Peringkat Komposit 3 (PK-3), mencerminkan kondisi Bank yang secara umum cukup sehat sehingga
dinilai cukup mampu menghadapi pengaruh negatif yang signifikan dari perubahan kondisi bisnis dan
faktor eksternal lainnya.
Peringkat Komposit 4 (PK-4), mencerminkan kondisi Bank yang secara umum kurang sehat sehingga
dinilai kurang mampu menghadapi pengaruh negatif yang signifikan dari perubahan kondisi bisnis dan
faktor eksternal lainnya.

Peringkat Komposit 5 (PK-5), mencerminkan kondisi Bank yang secara umum tidak sehat sehingga dinilai
tidak mampu menghadapi pengaruh negatif yang signifikan dari perubahan kondisi bisnis dan faktor
eksternal lainnya/

Kewajiban Penyedian Modal Minimum bedasarkan Profil Risiko Bagi Bank Umum

Bank wajib menyediakan modal minimum sesuai profil risiko

Bank Umum harus memiliki modal minimal:

(a) 8% dari aset tertimbang menurut risiko: peringkat profil risiko 1.

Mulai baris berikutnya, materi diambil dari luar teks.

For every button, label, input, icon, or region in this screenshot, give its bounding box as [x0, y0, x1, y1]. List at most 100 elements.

(b) 9% sampai 10% dari aset tertimbang menurut risiko: peringkat profil risiko 2.
(c) 10% sampai 11% dari aset tertimbang menurut risiko: peringkat profil risiko 3.
(d) 11% hingga 14% dari aset tertimbang menurut risiko: peringkat profil risiko 4 atau 5.

KODE KBLI

Kategori K

64121,

Kelompok ini mencakup kegiatan usaha bank secara konvensional, meliputi penghimpunan dana dari
masyarakat dalam bentuk simpanan dan menyalurkannya kepada masyarakat dalam bentuk kredit dan/
atau bentuk-bentuk lainnya, serta menyelenggarakan kegiatan jasa dalam sistem pembayaran.